I’m puzzled about the logic Finance Minister Jim Flaherty used this week that amendments to employment insurance will deal with this impending shortage. Economically speaking, the amendments will stimulate unemployed people to return to the workforce. This, however, is short term and nominal. The real issue, not addressed, is the declining labour force participation rate. Forcing small numbers of workers into ‘suitable jobs’ will not address this. In fact, his logic is contradictory.
Jobs will open up once boomers retire; jobs for all skill levels. The problem isn’t where people work, but rather that Canadians aren’t replenishing the workforce. Unless Mr. and Mrs. Canadian start making babies with accelerated frenzy, this trend is simply not going to change. Why are we messing with a few unemployed people when predictions cite more jobs than job seekers? Nice try, but EI restrictions will only hinder those already in difficult situations.
Pressuring workers to move for work won’t work for those under 20, over 50, or married to someone working. Forcing older workers into minimum wage jobs will increase unemployment for youth who typically hold these positions. Relying on small business to train overqualified workers, only to replace them when they leave for more suitable positions will impede business.

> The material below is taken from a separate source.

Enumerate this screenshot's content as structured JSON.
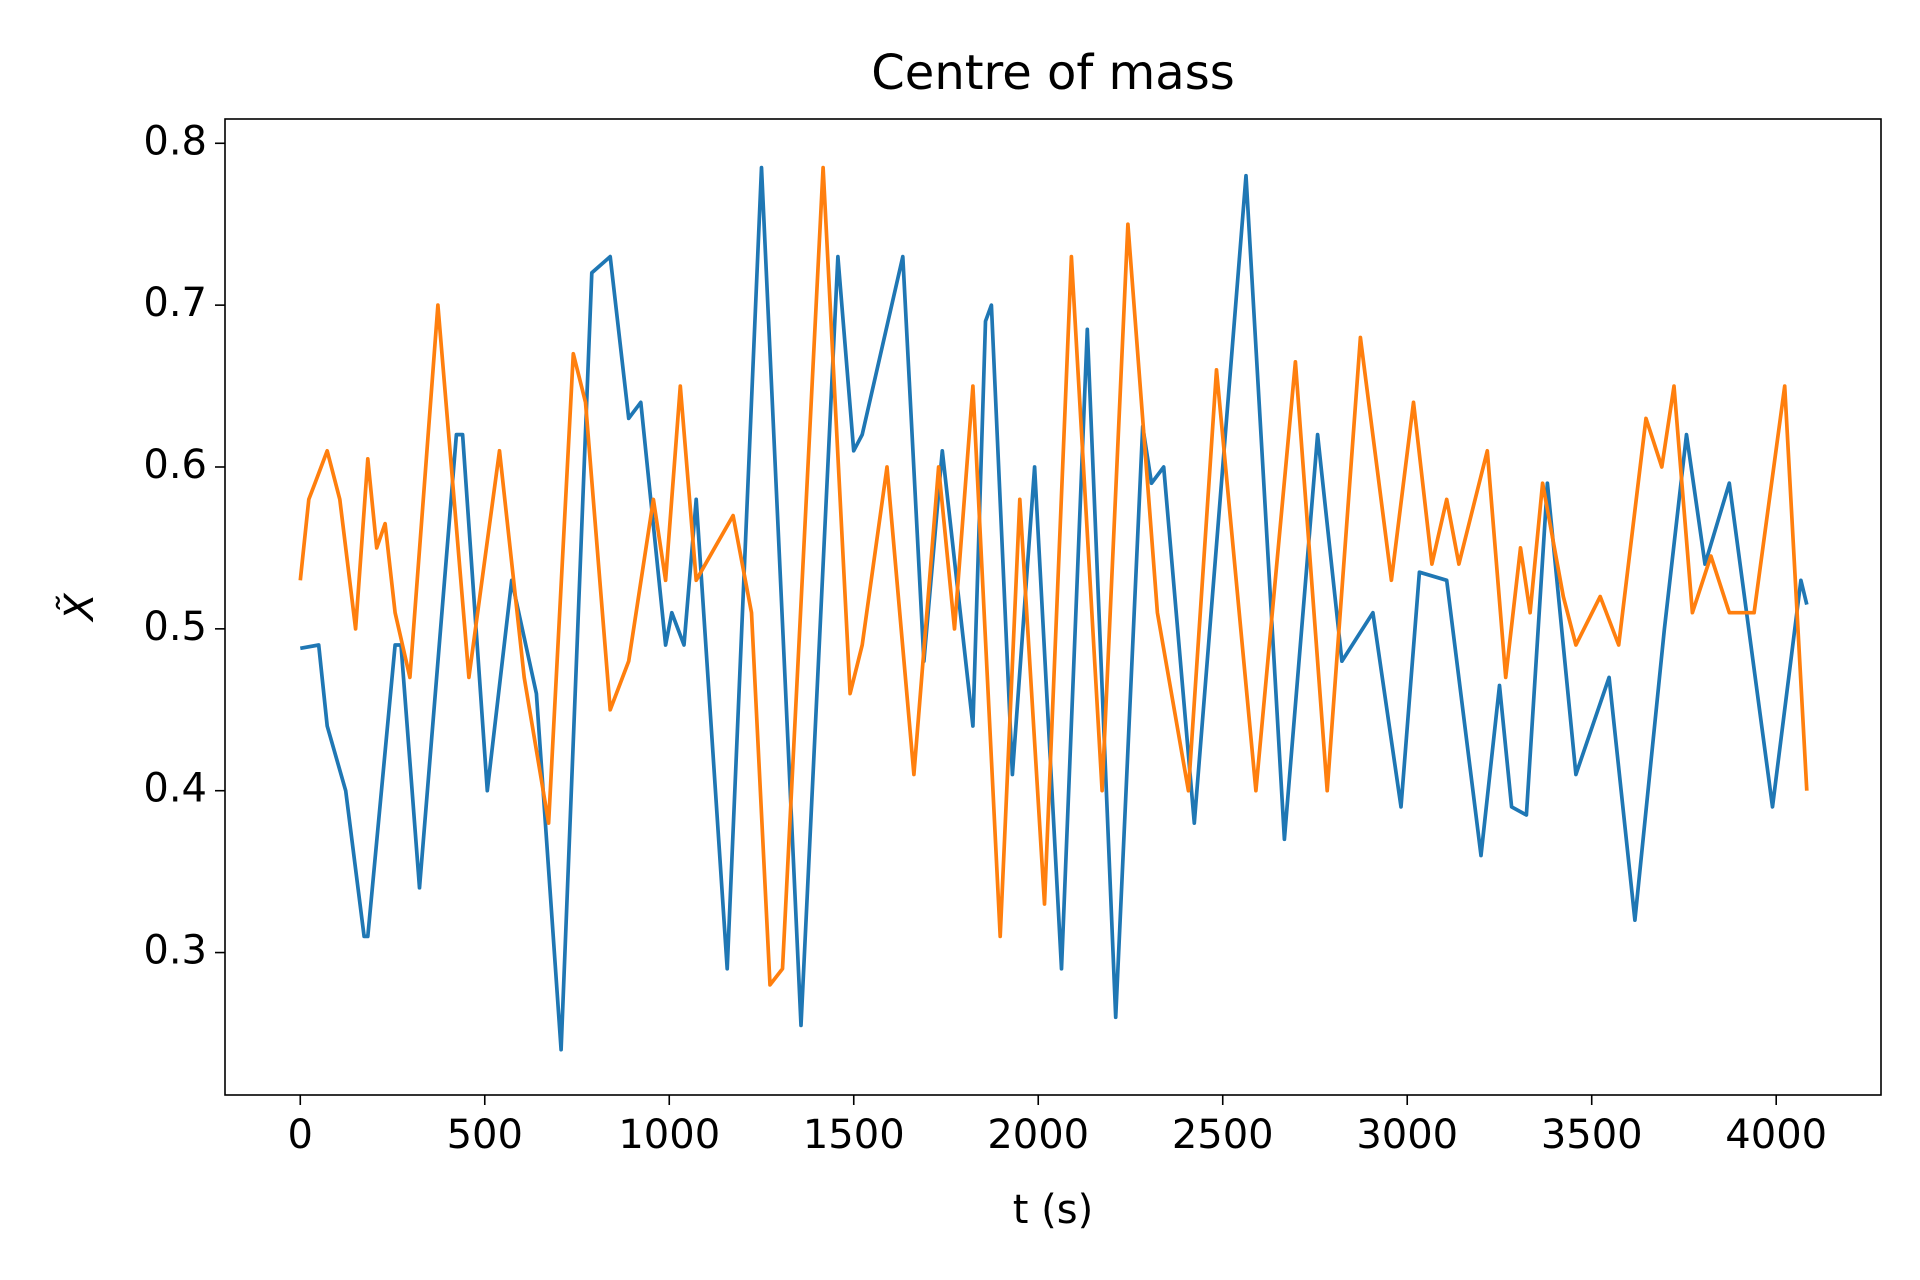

Expecting seniors to work where they’re not comfortable will compel them to give up altogether, ironically increasing the hidden number of ‘discouraged workers’ who leave the labour force.
Conversations about flipping hamburgers and driving taxis are irrelevant. Jobs will be available, and we’ll need workers. Rather than manoeuvring a few unemployed Canadians, we need to attract those who are not participating but who would in the right conditions. And we need to recruit more. Promote the training of health care and senior service positions. Improve immigration laws. Infuse funding into education, research, small business and corporate investment. Encourage workplace flexibility to attract women, youth and seniors. Simplify foreign credential recognition to employ educated immigrants in their expertise. Deal with the real problem rather than forcing youth to move away from home or lab techs to work in coffee shops.
I understand all jobs are valid and important. I’ve worked multiple jobs in my lifetime, doing what needed to be done to put bread on the table. Changing unemployment policy, however, is short sighted. The elephant is about to roll over, and if we aren’t nimble about it, we’re going to be crushed.
Dee-Ann Schwanke’s first job was in a bakery, scrubbing eight-year-old grease off cinder blocks in the deep fryer room.